Me aproximei dele e o homem me conhecia. Me chamou pelo nome e perguntou como eu estava. As palavras saiam de minha boca sem que eu tivesse controle sobre elas e à medida que falava lembrava-me de tudo como se aquela coisa bizarra fosse minha vida de verdade.

Pedi uma dose de cachaça, e depois outra. Enquanto tomava a bebida contava ao dono do boteco sobre o que acontecera. Contei que havia conhecido Jadislane (só podia ser enredo de música sertaneja mesmo) no forró e que tinha me apaixonado na hora.
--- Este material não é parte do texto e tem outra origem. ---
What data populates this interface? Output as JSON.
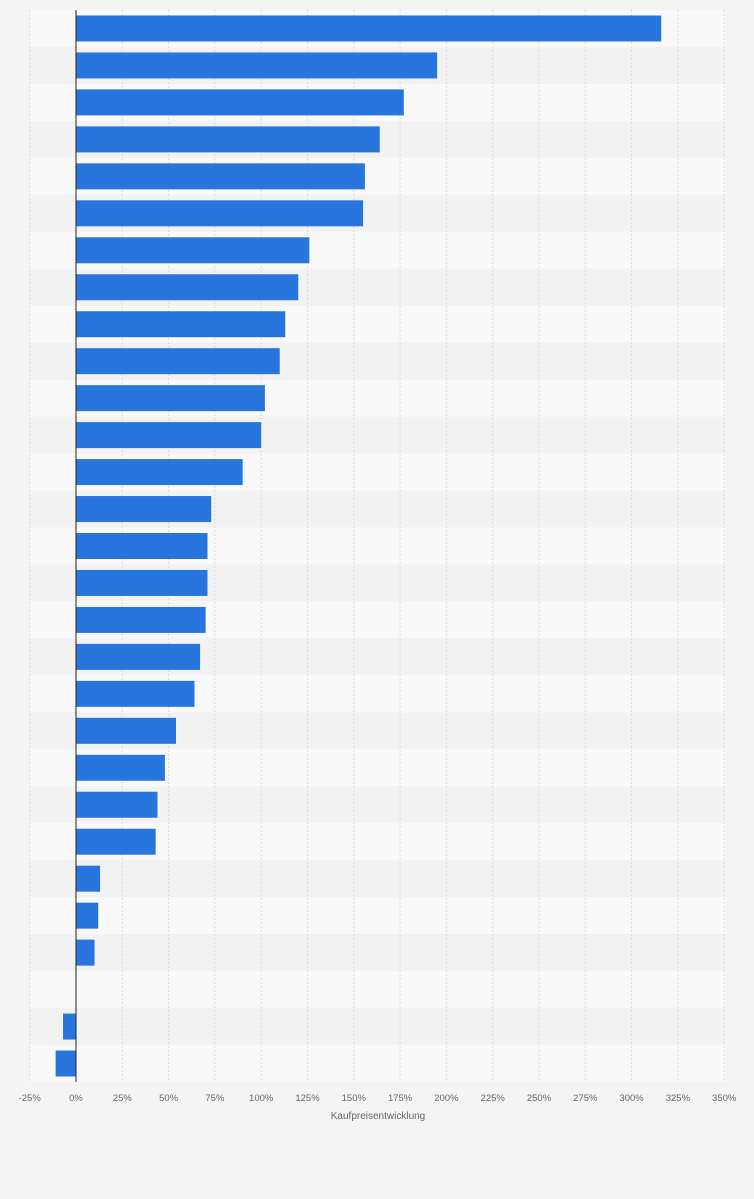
{
  "colors": {
    "page_background": "#f4f4f4",
    "row_band_light": "#f9f9f9",
    "row_band_dark": "#f2f2f2",
    "bar": "#2876dd",
    "gridline": "#dddddd",
    "axis_line": "#222222",
    "label": "#666666"
  },
  "chart_data": {
    "type": "bar",
    "orientation": "horizontal",
    "xlabel": "Kaufpreisentwicklung",
    "xlim": [
      -25,
      350
    ],
    "tick_values": [
      -25,
      0,
      25,
      50,
      75,
      100,
      125,
      150,
      175,
      200,
      225,
      250,
      275,
      300,
      325,
      350
    ],
    "tick_labels": [
      "-25%",
      "0%",
      "25%",
      "50%",
      "75%",
      "100%",
      "125%",
      "150%",
      "175%",
      "200%",
      "225%",
      "250%",
      "275%",
      "300%",
      "325%",
      "350%"
    ],
    "grid": true,
    "unit": "%",
    "values": [
      316,
      195,
      177,
      164,
      156,
      155,
      126,
      120,
      113,
      110,
      102,
      100,
      90,
      73,
      71,
      71,
      70,
      67,
      64,
      54,
      48,
      44,
      43,
      13,
      12,
      10,
      0,
      -7,
      -11
    ]
  }
}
Contei que havia levado-a a meu barraco (usei o termo barraco mesmo) e que tínhamos prometido um ao outro morar juntos assim que ela recebesse o FGTS dela. Nesse meio tempo ela ia a minha casa e passávamos noites juntos. Contudo ela não podia viver comigo enquanto a mãe não se curasse de uma doença (era gota), pois era ela que cuidava dos dois meninos dela, o Wallyson e o Willigam.
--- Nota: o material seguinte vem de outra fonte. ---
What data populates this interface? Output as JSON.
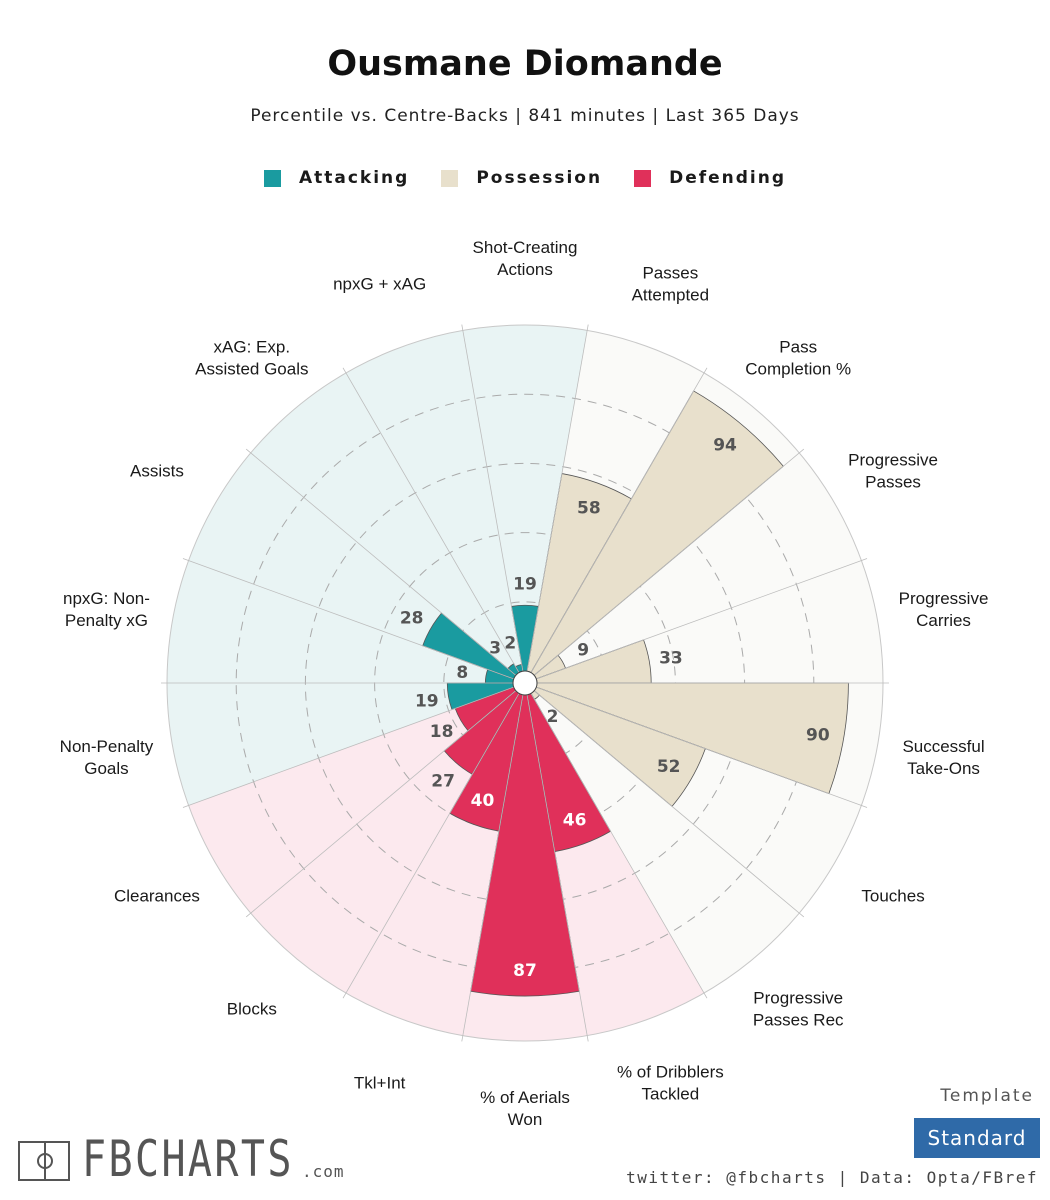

Recordo-me que o botequeiro ouvia aquela estória ridícula como se fosse à coisa mais normal do mundo e, vez por outra, apoiava-me. Lembro-me de ele ter dito que me daria uma dose por cortesia dada minha tristeza. Continuei a estória.

Disse que estava prestes a me casar com Jadislane, pois o governo havia liberado um casamento coletivo no feriado. Porém, dias antes da cerimônia, a peguei na minha cama com um caminhoneiro que tinha o apelido de Lambão. Matei Lambão. Acabei absolvido por ter agido em defesa da honra. No final das contas, ainda apaixonado, quis reatar com Jadislane, mas ela não quis ficar comigo, pois era apaixonada por Lambão e eu havia lhe tirado o amor da vida dela.

Já aos prantos contei ao dono do barzinho que ela também era o amor da minha vida e que ela não podia ter feito isso comigo. Já era tarde e me deu sono. Terminei dizendo ao garçom que, se eu pegasse no sono, que ele me deitasse no chão.